Issues with creating a neuron population inside a custom function

Description of problem

My overall goal is to create a network of multiple neuron groups, each representing different neuron types within different brain regions. Therefore, I am creating custom functions inside which I am creating the neuron groups. However, I am having issues transferring variables through my own function into the NeuronGroup() function, and when I run the group I keep getting errors like '‘The identifier “tau” could not be resolved.’, even though I am sure I am defining the variables correctly.

Sometimes it will throw this error for one variable, and after re-starting everything it might throw the error for a different variable (it doesn’t seem to be consistent).

Is this something that can be done (or maybe should not be done and hence why it doesn’t work)?

Apologies if this has already been answered somewhere, I am fairly new to this!

Minimal code to reproduce problem

Simplified example

from brian2 import *

variables={'N':1, 'tau':10*ms, 'tau_2':10*ms}

def create_neuron_population(variables):
    # Parameters
    start_scope()
    
    N = variables['N']
    tau = variables['tau']
    tau_2 = variables['tau_2']
    eqs = '''
    dv/dt = (1.1-v)/tau : 1
    du/dt = (1.1 - u)/tau_2 : 1
    '''
    
    # Create a neuron group
    G = NeuronGroup(N, eqs, threshold='v>1', reset='v=0', method='exact')
    
    # Initial condition
    G.v = 'rand()'
    G.u = 0
    
    return G

G = create_neuron_population(variables)

spike_monitor = SpikeMonitor(G)
state_monitor = StateMonitor(G, 'v', record=True)

run(100*ms)

What you have aready tried

Taking all the same functionality outside the custom function removes any errors.

Hi @rebeccanclarke.

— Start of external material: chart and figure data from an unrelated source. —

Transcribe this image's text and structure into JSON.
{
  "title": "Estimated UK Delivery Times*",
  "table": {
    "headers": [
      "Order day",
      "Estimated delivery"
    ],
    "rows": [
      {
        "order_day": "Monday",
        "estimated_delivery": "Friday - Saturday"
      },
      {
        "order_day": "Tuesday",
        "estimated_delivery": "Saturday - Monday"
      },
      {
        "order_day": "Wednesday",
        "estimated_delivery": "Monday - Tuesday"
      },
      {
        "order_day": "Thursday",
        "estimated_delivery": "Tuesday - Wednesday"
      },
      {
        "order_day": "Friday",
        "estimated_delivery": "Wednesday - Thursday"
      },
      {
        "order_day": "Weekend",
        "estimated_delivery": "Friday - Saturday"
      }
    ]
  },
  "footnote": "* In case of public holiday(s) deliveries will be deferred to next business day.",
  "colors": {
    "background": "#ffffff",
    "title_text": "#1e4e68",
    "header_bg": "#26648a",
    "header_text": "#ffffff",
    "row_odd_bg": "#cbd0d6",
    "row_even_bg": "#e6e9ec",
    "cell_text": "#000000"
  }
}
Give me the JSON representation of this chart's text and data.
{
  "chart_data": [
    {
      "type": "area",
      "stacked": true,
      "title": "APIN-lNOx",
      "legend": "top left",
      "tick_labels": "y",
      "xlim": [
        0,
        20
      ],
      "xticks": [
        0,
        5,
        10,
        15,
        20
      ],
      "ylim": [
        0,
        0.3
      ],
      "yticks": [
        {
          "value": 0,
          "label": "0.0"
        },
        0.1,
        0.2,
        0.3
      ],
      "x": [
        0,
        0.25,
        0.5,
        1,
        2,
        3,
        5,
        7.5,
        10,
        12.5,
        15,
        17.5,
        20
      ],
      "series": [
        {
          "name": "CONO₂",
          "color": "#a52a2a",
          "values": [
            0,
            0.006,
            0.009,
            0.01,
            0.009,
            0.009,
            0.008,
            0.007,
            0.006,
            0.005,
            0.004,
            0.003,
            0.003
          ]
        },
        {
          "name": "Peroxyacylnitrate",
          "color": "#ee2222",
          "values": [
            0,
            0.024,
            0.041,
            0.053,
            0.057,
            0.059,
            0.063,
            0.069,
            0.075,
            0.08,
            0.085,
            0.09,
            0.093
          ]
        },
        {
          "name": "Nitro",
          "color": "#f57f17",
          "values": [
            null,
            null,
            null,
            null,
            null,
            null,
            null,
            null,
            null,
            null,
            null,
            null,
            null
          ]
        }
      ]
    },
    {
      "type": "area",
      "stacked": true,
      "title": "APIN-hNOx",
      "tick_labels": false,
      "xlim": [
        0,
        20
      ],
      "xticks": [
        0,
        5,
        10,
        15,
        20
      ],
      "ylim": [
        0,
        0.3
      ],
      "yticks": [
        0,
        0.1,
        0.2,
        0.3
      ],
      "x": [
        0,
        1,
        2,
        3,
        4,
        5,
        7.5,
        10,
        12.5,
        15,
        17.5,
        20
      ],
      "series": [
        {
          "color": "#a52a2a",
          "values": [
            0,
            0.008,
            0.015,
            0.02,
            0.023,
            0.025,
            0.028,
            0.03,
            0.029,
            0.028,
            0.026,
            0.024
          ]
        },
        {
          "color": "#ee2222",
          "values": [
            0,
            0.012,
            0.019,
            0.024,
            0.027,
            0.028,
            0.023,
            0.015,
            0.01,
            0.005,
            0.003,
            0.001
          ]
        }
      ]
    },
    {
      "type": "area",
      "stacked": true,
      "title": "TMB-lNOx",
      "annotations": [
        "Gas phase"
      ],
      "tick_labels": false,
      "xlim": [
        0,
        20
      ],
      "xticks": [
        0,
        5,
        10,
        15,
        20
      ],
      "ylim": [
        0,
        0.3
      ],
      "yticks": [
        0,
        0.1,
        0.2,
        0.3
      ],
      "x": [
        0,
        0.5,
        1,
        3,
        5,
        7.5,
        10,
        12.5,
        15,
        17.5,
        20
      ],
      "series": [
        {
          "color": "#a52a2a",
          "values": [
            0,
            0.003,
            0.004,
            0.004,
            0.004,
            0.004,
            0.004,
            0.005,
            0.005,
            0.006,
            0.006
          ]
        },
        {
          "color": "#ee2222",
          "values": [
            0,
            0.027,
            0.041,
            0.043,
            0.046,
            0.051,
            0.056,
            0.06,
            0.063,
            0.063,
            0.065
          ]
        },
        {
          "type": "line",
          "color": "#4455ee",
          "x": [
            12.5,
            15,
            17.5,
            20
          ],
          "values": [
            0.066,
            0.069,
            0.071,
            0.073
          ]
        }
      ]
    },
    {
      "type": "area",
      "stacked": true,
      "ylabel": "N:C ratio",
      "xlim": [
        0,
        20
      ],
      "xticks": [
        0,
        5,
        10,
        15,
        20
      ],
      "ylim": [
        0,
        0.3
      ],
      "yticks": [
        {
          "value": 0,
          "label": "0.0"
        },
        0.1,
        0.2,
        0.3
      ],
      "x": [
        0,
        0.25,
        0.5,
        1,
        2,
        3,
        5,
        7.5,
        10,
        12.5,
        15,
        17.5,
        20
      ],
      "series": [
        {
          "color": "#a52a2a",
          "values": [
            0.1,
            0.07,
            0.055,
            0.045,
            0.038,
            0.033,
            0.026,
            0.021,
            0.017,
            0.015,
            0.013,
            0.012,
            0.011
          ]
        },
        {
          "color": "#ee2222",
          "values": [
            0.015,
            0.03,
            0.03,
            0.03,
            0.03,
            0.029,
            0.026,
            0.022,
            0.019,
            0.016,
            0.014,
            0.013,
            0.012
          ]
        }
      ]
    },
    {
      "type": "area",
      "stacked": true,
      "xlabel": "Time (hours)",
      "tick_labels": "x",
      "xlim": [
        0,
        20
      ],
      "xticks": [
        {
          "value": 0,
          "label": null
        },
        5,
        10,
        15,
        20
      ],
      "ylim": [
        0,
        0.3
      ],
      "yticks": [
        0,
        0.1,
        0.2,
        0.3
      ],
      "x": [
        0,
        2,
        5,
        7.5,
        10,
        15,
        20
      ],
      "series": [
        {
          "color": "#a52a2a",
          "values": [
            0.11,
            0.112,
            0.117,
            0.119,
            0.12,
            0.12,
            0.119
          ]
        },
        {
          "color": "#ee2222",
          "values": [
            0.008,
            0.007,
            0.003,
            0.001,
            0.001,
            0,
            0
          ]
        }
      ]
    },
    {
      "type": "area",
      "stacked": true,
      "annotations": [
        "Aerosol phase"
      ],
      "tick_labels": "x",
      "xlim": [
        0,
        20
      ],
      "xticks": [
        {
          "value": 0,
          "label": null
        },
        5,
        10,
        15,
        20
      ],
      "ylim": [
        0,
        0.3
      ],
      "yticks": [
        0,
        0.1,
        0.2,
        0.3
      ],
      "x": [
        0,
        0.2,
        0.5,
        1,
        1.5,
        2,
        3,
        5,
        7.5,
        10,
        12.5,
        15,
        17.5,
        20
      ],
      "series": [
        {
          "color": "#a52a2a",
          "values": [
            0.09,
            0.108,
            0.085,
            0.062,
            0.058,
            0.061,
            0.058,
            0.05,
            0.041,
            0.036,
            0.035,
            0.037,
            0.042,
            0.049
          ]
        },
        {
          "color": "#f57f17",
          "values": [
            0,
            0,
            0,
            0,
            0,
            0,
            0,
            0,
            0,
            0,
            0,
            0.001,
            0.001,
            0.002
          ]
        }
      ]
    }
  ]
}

This is a quite common issue, and we clearly need to document it better – most of our examples/tutorials/etc. are based on simple “flat” scripts where this issue does not appear. You can find some details here: Namespaces — Brian 2 2.7.1 documentation
But shortly: the variables need to be accessible where you call the run function, not where you define the group. So your example would work if N, tau, and tau_2 would be defined before run, not in the function. If you have the constants already in a dictionary, then the cleanest solution would be to not define them as normal Python variables at all, but instead use the namespace mechanism. If the constants are shared across groups, then you would provide this dictionary to the run function:

run(100*ms, namespace=variables)

This would work in your above example, but I guess in your real use case, different neuron types have different values for e.g. tau. In that case, you can give the namespace argument to NeuronGroup itself. I.e., in your example above:

G = NeuronGroup(N, eqs, threshold='v>1', reset='v=0', method='exact', namespace=variables)

(without needing to “unpack” the dictionary into variables before).

Both mechanisms can also be combined, i.e. each NeuronGroup has a few parameters that are specific to that group, while some parameters might be shared across all groups.

Finally, please note that for efficiency reasons, you should ideally only create separate NeuronGroups if they need different equations, not just different parameters.

E.g. instead of

   eqs = '''
    dv/dt = (1.1-v)/tau : 1
    du/dt = (1.1 - u)/tau_2 : 1
    '''
    G1 = NeuronGroup(N1, eqs, threshold='v>1', reset='v=0', method='exact', namespace={'tau': 10*ms, 'tau_2': 5*ms})
    G2 = NeuronGroup(N2, eqs, threshold='v>1', reset='v=0', method='exact', namespace={'tau': 20*ms, 'tau_2': 10*ms})

you could write:

   eqs = '''
    dv/dt = (1.1-v)/tau : 1
    du/dt = (1.1 - u)/tau_2 : 1
    tau : second (constant)
    tau_2 : second (constant)
    '''
    G = NeuronGroup(N1 + N2, eqs, threshold='v>1', reset='v=0', method='exact')
    G1 = G[:N1]
    G1.tau = 10*ms
    G1.tau_2 = 5*ms
    G2 = G[N1:]
    G2.tau = 20*ms
    G2.tau_2 = 10*ms

Of course this won’t change anything noticeable in a simple example, but if you have a complex network, then each separate NeuronGroup also requires that you use separate Synapses, so the total number of objects that need to be generated quickly explodes.

Hope that helps a bit!

Thank you @mstimberg that is so helpful!

I was planning on using separate neuron groups for different regions because I am including different receptor types for each group. So although the basic equations are the same, the synaptic current being added to dv/dt is slightly different for each one.

Thanks again, and for the speedy response!